As Latin American program coordinator at the National Museum of the American Indian’s Film and Video Center (FVC), I was pleasantly surprised that the 53rd International Film Seminar included indigenous video from Mexico. The FVC presents –
and therefore engages in the representation of – contemporary indigenous views and voices from Latin America in the unlikely forum of a national museum in the United States. The implicit task of such media at a Flaherty Seminar is the opportunity to question dominant misconceptions that continue to encapsulate the often collective and underestimated production of “otherized” cultural constituencies.
South of the Other acknowledged the distortions in historic and colonial constructions of otherness in film, and strove to articulate alternative curatorial models for the presentation of a multiplicity of narratives and visions from the alleged borders, edges, undersides and seams of mainstream media and traditional ethnography.
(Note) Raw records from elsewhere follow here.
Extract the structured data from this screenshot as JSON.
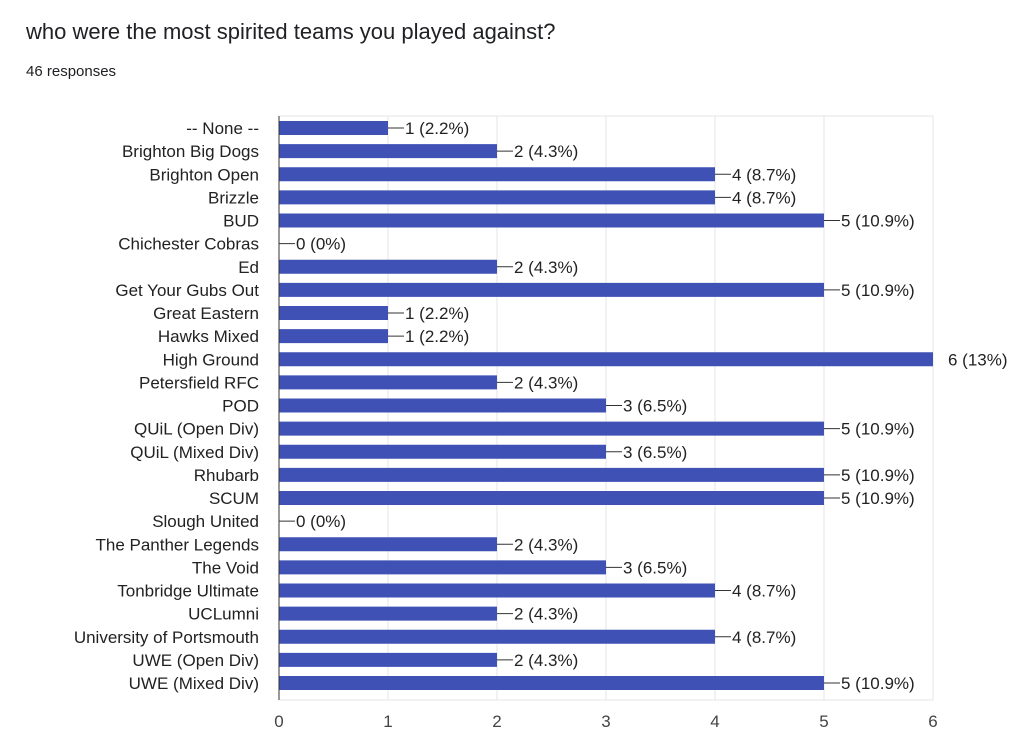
{
  "question": "who were the most spirited teams you played against?",
  "response_count": "46 responses",
  "colors": {
    "bar": "#3f51b5",
    "grid": "#e6e6e6",
    "leader": "#333333"
  },
  "chart_data": {
    "type": "bar",
    "orientation": "horizontal",
    "title": "who were the most spirited teams you played against?",
    "xlabel": "",
    "ylabel": "",
    "xlim": [
      0,
      6
    ],
    "x_ticks": [
      "0",
      "1",
      "2",
      "3",
      "4",
      "5",
      "6"
    ],
    "grid": true,
    "categories": [
      "-- None --",
      "Brighton Big Dogs",
      "Brighton Open",
      "Brizzle",
      "BUD",
      "Chichester Cobras",
      "Ed",
      "Get Your Gubs Out",
      "Great Eastern",
      "Hawks Mixed",
      "High Ground",
      "Petersfield RFC",
      "POD",
      "QUiL (Open Div)",
      "QUiL (Mixed Div)",
      "Rhubarb",
      "SCUM",
      "Slough United",
      "The Panther Legends",
      "The Void",
      "Tonbridge Ultimate",
      "UCLumni",
      "University of Portsmouth",
      "UWE (Open Div)",
      "UWE (Mixed Div)"
    ],
    "values": [
      1,
      2,
      4,
      4,
      5,
      0,
      2,
      5,
      1,
      1,
      6,
      2,
      3,
      5,
      3,
      5,
      5,
      0,
      2,
      3,
      4,
      2,
      4,
      2,
      5
    ],
    "data_labels": [
      "1 (2.2%)",
      "2 (4.3%)",
      "4 (8.7%)",
      "4 (8.7%)",
      "5 (10.9%)",
      "0 (0%)",
      "2 (4.3%)",
      "5 (10.9%)",
      "1 (2.2%)",
      "1 (2.2%)",
      "6 (13%)",
      "2 (4.3%)",
      "3 (6.5%)",
      "5 (10.9%)",
      "3 (6.5%)",
      "5 (10.9%)",
      "5 (10.9%)",
      "0 (0%)",
      "2 (4.3%)",
      "3 (6.5%)",
      "4 (8.7%)",
      "2 (4.3%)",
      "4 (8.7%)",
      "2 (4.3%)",
      "5 (10.9%)"
    ]
  }
}
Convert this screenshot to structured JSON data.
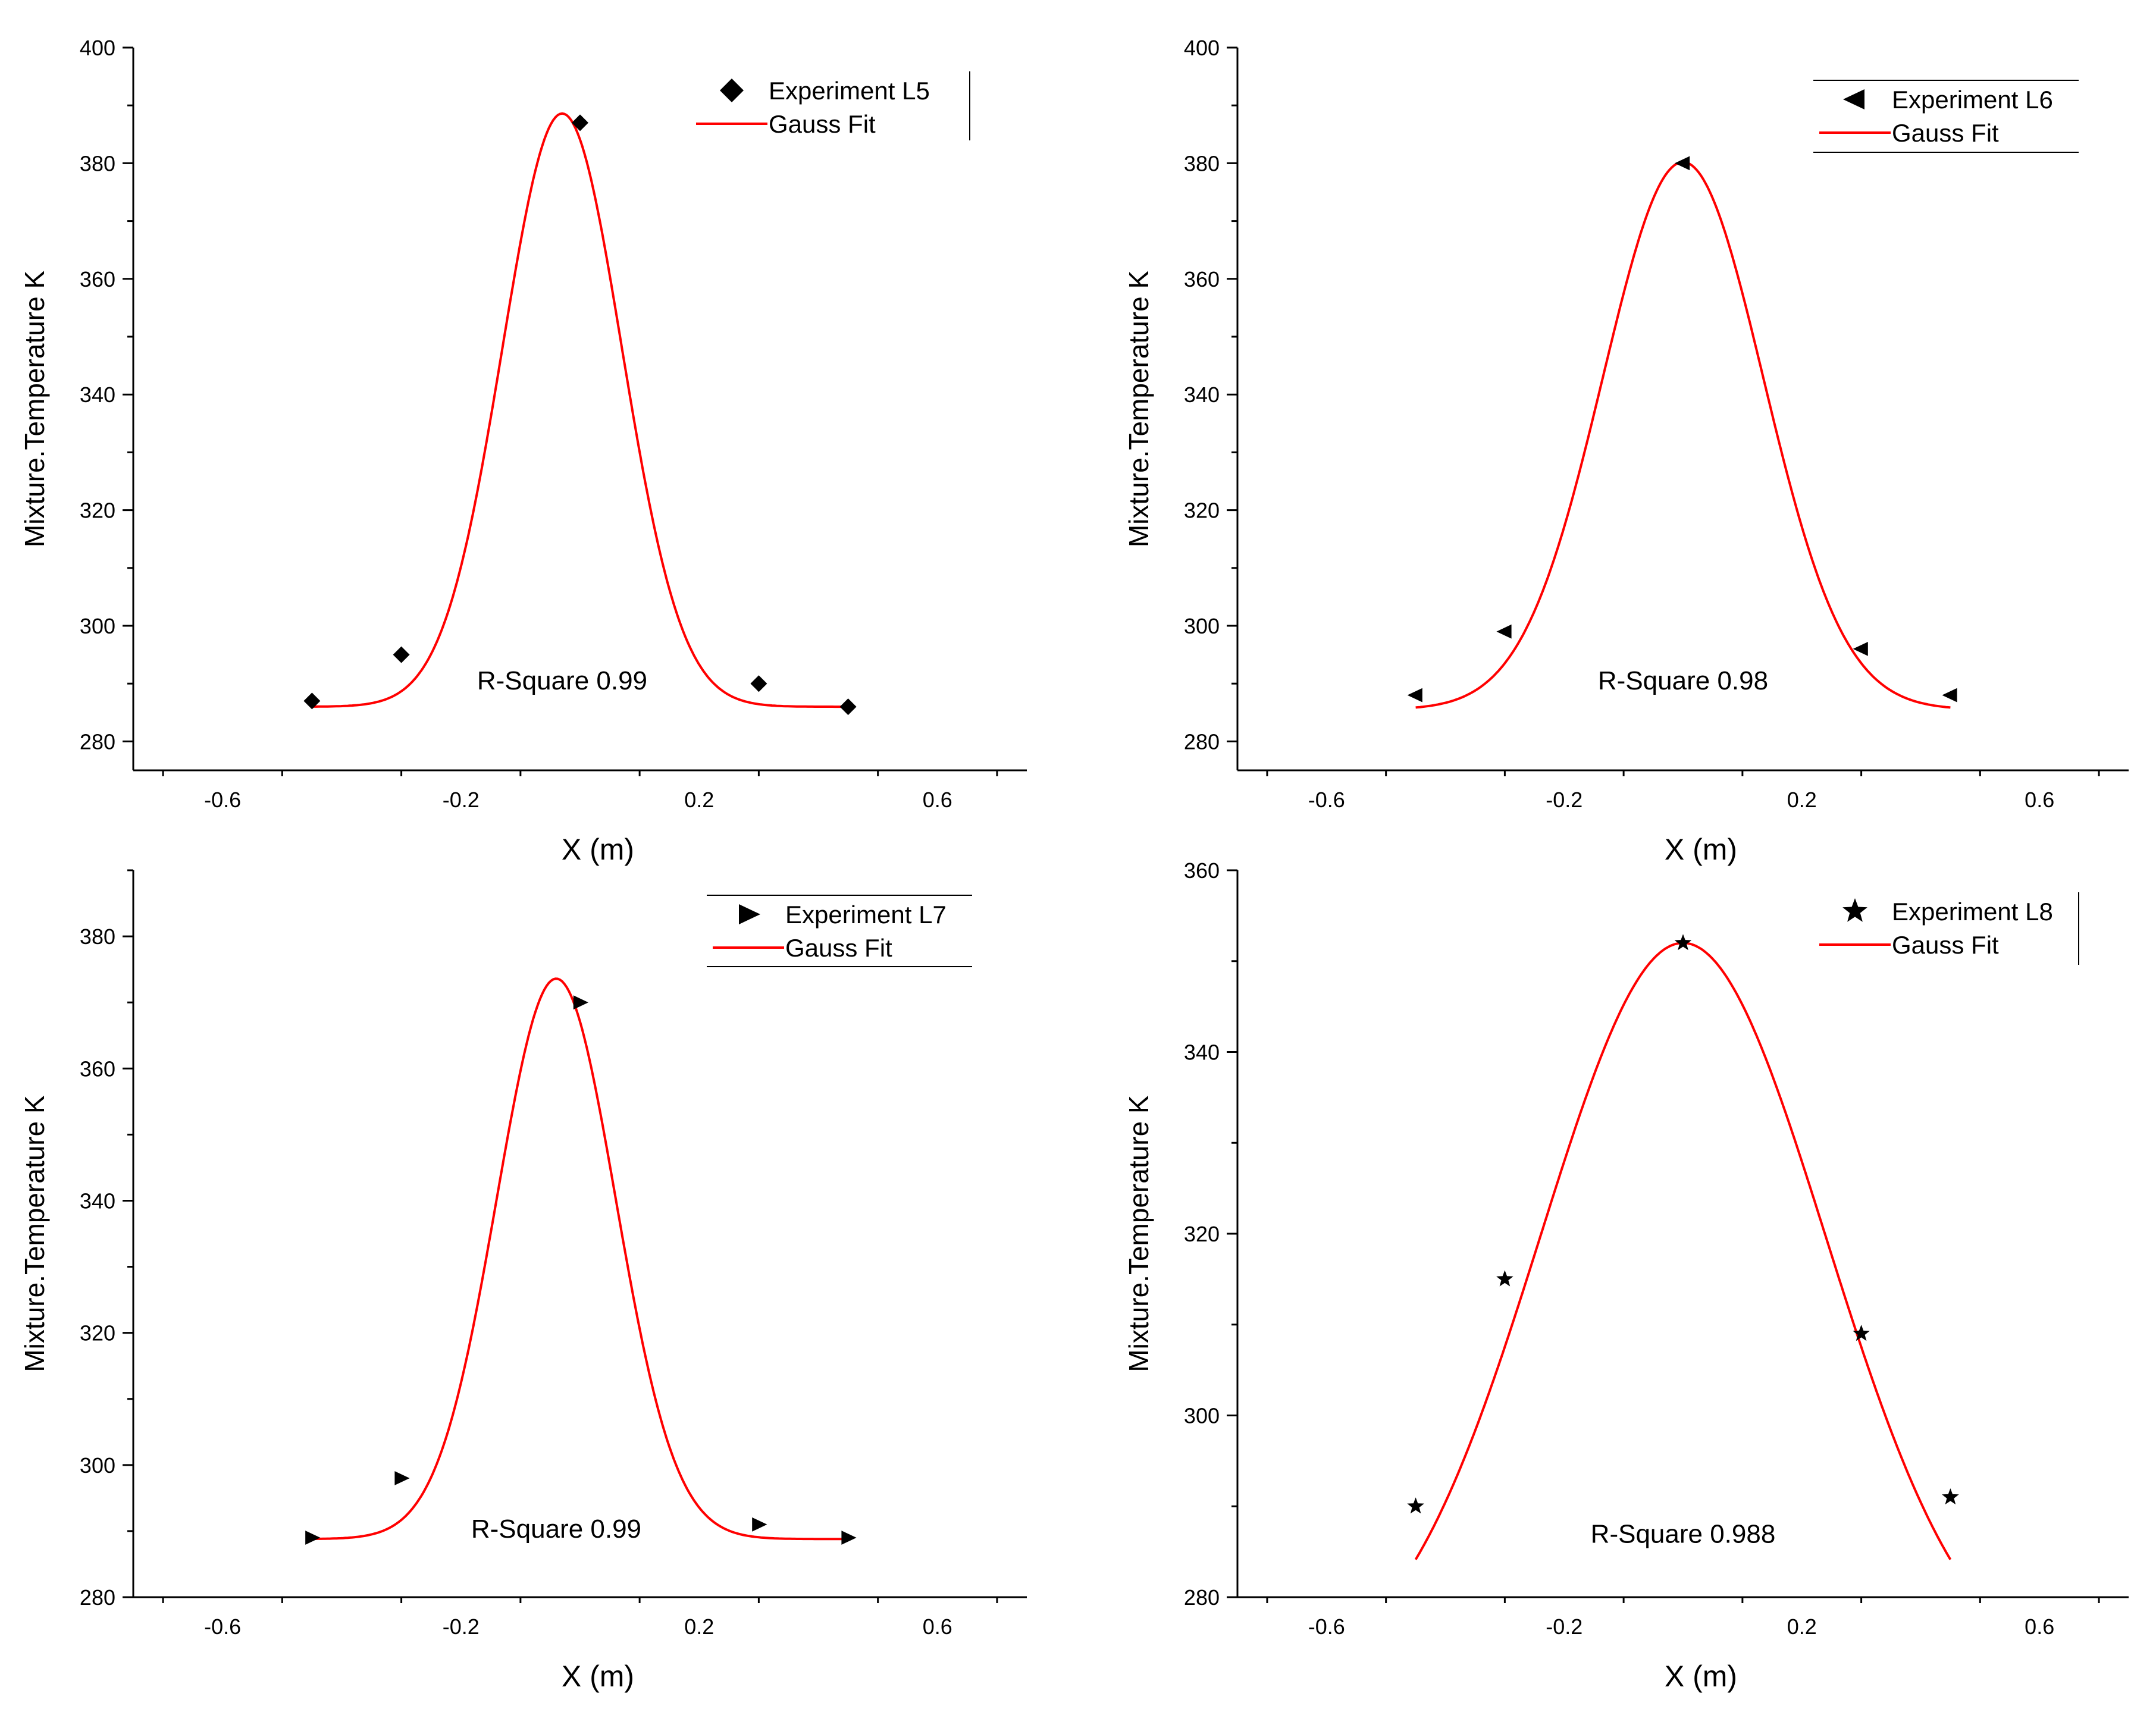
{
  "colors": {
    "fit": "#ff0000",
    "marker": "#000000",
    "axis": "#000000"
  },
  "chart_data": [
    {
      "type": "scatter",
      "id": "L5",
      "xlabel": "X (m)",
      "ylabel": "Mixture.Temperature K",
      "xlim": [
        -0.75,
        0.75
      ],
      "ylim": [
        275,
        400
      ],
      "xticks": [
        -0.6,
        -0.2,
        0.2,
        0.6
      ],
      "xtick_labels": [
        "-0.6",
        "-0.2",
        "0.2",
        "0.6"
      ],
      "yticks": [
        280,
        300,
        320,
        340,
        360,
        380,
        400
      ],
      "ytick_labels": [
        "280",
        "300",
        "320",
        "340",
        "360",
        "380",
        "400"
      ],
      "marker": "diamond",
      "legend_position": "top-right",
      "series": [
        {
          "name": "Experiment L5",
          "x": [
            -0.45,
            -0.3,
            0.0,
            0.3,
            0.45
          ],
          "y": [
            287,
            295,
            387,
            290,
            286
          ]
        },
        {
          "name": "Gauss Fit",
          "fit": {
            "y0": 286,
            "amp": 102.6,
            "center": -0.03,
            "sigma": 0.1,
            "xmin": -0.45,
            "xmax": 0.45
          }
        }
      ],
      "annotation": {
        "text": "R-Square 0.99",
        "x": -0.03,
        "y": 289
      }
    },
    {
      "type": "scatter",
      "id": "L6",
      "xlabel": "X (m)",
      "ylabel": "Mixture.Temperature K",
      "xlim": [
        -0.75,
        0.75
      ],
      "ylim": [
        275,
        400
      ],
      "xticks": [
        -0.6,
        -0.2,
        0.2,
        0.6
      ],
      "xtick_labels": [
        "-0.6",
        "-0.2",
        "0.2",
        "0.6"
      ],
      "yticks": [
        280,
        300,
        320,
        340,
        360,
        380,
        400
      ],
      "ytick_labels": [
        "280",
        "300",
        "320",
        "340",
        "360",
        "380",
        "400"
      ],
      "marker": "triangle-left",
      "legend_position": "top-right",
      "series": [
        {
          "name": "Experiment L6",
          "x": [
            -0.45,
            -0.3,
            0.0,
            0.3,
            0.45
          ],
          "y": [
            288,
            299,
            380,
            296,
            288
          ]
        },
        {
          "name": "Gauss Fit",
          "fit": {
            "y0": 285.5,
            "amp": 94.7,
            "center": 0.0,
            "sigma": 0.135,
            "xmin": -0.45,
            "xmax": 0.45
          }
        }
      ],
      "annotation": {
        "text": "R-Square 0.98",
        "x": 0.0,
        "y": 289
      }
    },
    {
      "type": "scatter",
      "id": "L7",
      "xlabel": "X (m)",
      "ylabel": "Mixture.Temperature K",
      "xlim": [
        -0.75,
        0.75
      ],
      "ylim": [
        280,
        390
      ],
      "xticks": [
        -0.6,
        -0.2,
        0.2,
        0.6
      ],
      "xtick_labels": [
        "-0.6",
        "-0.2",
        "0.2",
        "0.6"
      ],
      "yticks": [
        280,
        300,
        320,
        340,
        360,
        380
      ],
      "ytick_labels": [
        "280",
        "300",
        "320",
        "340",
        "360",
        "380"
      ],
      "marker": "triangle-right",
      "legend_position": "top-right",
      "series": [
        {
          "name": "Experiment L7",
          "x": [
            -0.45,
            -0.3,
            0.0,
            0.3,
            0.45
          ],
          "y": [
            289,
            298,
            370,
            291,
            289
          ]
        },
        {
          "name": "Gauss Fit",
          "fit": {
            "y0": 288.8,
            "amp": 84.8,
            "center": -0.04,
            "sigma": 0.1,
            "xmin": -0.45,
            "xmax": 0.45
          }
        }
      ],
      "annotation": {
        "text": "R-Square 0.99",
        "x": -0.04,
        "y": 289
      }
    },
    {
      "type": "scatter",
      "id": "L8",
      "xlabel": "X (m)",
      "ylabel": "Mixture.Temperature K",
      "xlim": [
        -0.75,
        0.75
      ],
      "ylim": [
        280,
        360
      ],
      "xticks": [
        -0.6,
        -0.2,
        0.2,
        0.6
      ],
      "xtick_labels": [
        "-0.6",
        "-0.2",
        "0.2",
        "0.6"
      ],
      "yticks": [
        280,
        300,
        320,
        340,
        360
      ],
      "ytick_labels": [
        "280",
        "300",
        "320",
        "340",
        "360"
      ],
      "marker": "star",
      "legend_position": "top-right",
      "series": [
        {
          "name": "Experiment L8",
          "x": [
            -0.45,
            -0.3,
            0.0,
            0.3,
            0.45
          ],
          "y": [
            290,
            315,
            352,
            309,
            291
          ]
        },
        {
          "name": "Gauss Fit",
          "fit": {
            "y0": 270,
            "amp": 82,
            "center": 0.0,
            "sigma": 0.24,
            "xmin": -0.45,
            "xmax": 0.45
          }
        }
      ],
      "annotation": {
        "text": "R-Square 0.988",
        "x": 0.0,
        "y": 286
      }
    }
  ]
}
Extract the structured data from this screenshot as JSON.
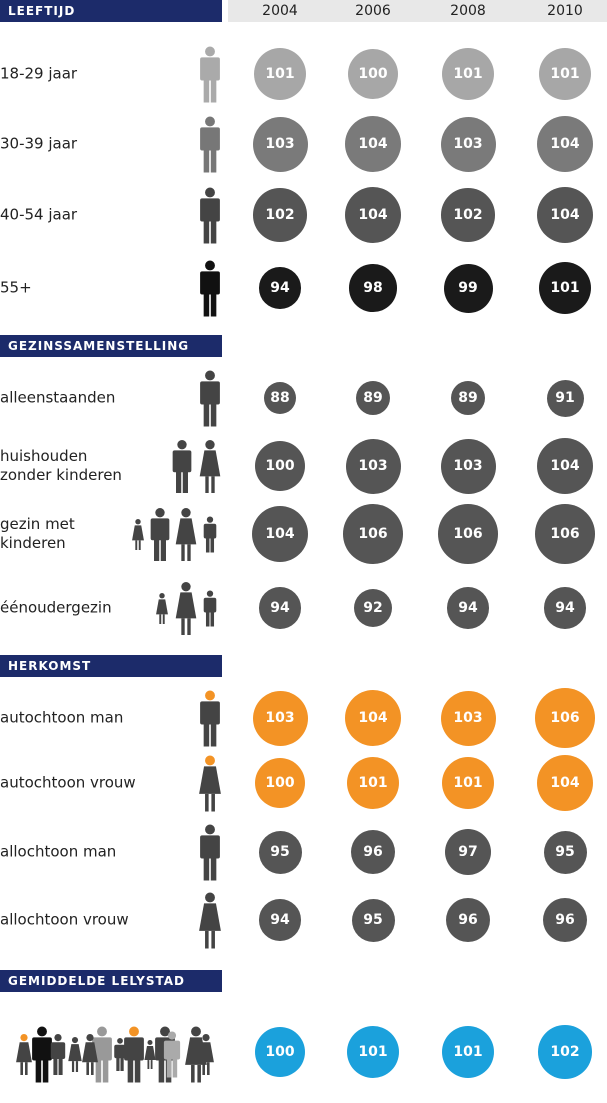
{
  "header": {
    "years": [
      "2004",
      "2006",
      "2008",
      "2010"
    ]
  },
  "sections": [
    {
      "title": "LEEFTIJD",
      "rows": [
        {
          "label": [
            "18-29 jaar"
          ],
          "color": "#a7a7a7",
          "values": [
            101,
            100,
            101,
            101
          ]
        },
        {
          "label": [
            "30-39 jaar"
          ],
          "color": "#7a7a7a",
          "values": [
            103,
            104,
            103,
            104
          ]
        },
        {
          "label": [
            "40-54 jaar"
          ],
          "color": "#555555",
          "values": [
            102,
            104,
            102,
            104
          ]
        },
        {
          "label": [
            "55+"
          ],
          "color": "#1a1a1a",
          "values": [
            94,
            98,
            99,
            101
          ]
        }
      ]
    },
    {
      "title": "GEZINSSAMENSTELLING",
      "rows": [
        {
          "label": [
            "alleenstaanden"
          ],
          "color": "#555555",
          "values": [
            88,
            89,
            89,
            91
          ]
        },
        {
          "label": [
            "huishouden",
            "zonder kinderen"
          ],
          "color": "#555555",
          "values": [
            100,
            103,
            103,
            104
          ]
        },
        {
          "label": [
            "gezin met",
            "kinderen"
          ],
          "color": "#555555",
          "values": [
            104,
            106,
            106,
            106
          ]
        },
        {
          "label": [
            "éénoudergezin"
          ],
          "color": "#555555",
          "values": [
            94,
            92,
            94,
            94
          ]
        }
      ]
    },
    {
      "title": "HERKOMST",
      "rows": [
        {
          "label": [
            "autochtoon man"
          ],
          "color": "#f39325",
          "values": [
            103,
            104,
            103,
            106
          ]
        },
        {
          "label": [
            "autochtoon vrouw"
          ],
          "color": "#f39325",
          "values": [
            100,
            101,
            101,
            104
          ]
        },
        {
          "label": [
            "allochtoon man"
          ],
          "color": "#555555",
          "values": [
            95,
            96,
            97,
            95
          ]
        },
        {
          "label": [
            "allochtoon vrouw"
          ],
          "color": "#555555",
          "values": [
            94,
            95,
            96,
            96
          ]
        }
      ]
    },
    {
      "title": "GEMIDDELDE LELYSTAD",
      "rows": [
        {
          "label": [],
          "color": "#1ba1dc",
          "values": [
            100,
            101,
            101,
            102
          ]
        }
      ]
    }
  ]
}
The selection of artists and works for the 53rd version of the IFS included experimental documentaries that subverted traditional notions of the genre – blending subjectivity, immersing the camera in the scene, and giving voice to characters that we rarely get to hear speak. The works of director Dante Cerano brought us deadly agency from within a cornfield (Xanini, 1999), and an intimate chronicling of a traditional post-wedding ceremony (Dia 2), where a woman taps the camera lens as she dances down a street in Mexico – it is a casual act of acknowledging the recording taking place; the filmmaker is there, we are there, and she knows it. We have been greeted, pulled into the moment; we are a part of the act.
Rich discussions followed the screenings, ranging from the ethical to the aesthetic. We heard of the filmmakers’ challenges with the nuances of representation and also their desire to accurately reflect and stage traditional stories – along with the struggle to put forth a personal creative vision, sometimes in the light of daunting and harsh realities.
The South of the Other approach to cinema walks the line of avoiding a survey-style retrospective of third cinema, while finding the generative threads that hold personal stories of displacement, intervention and resilience together. Works that expose the relationships between the artists, their communities, and the contexts in which they were produced are much more tactile and allow the audience to engage the themes, rather than simply absorb them. Alternative models, not only in content, but of agency and curatorship, provide the context through which we see ourselves in the films we watch.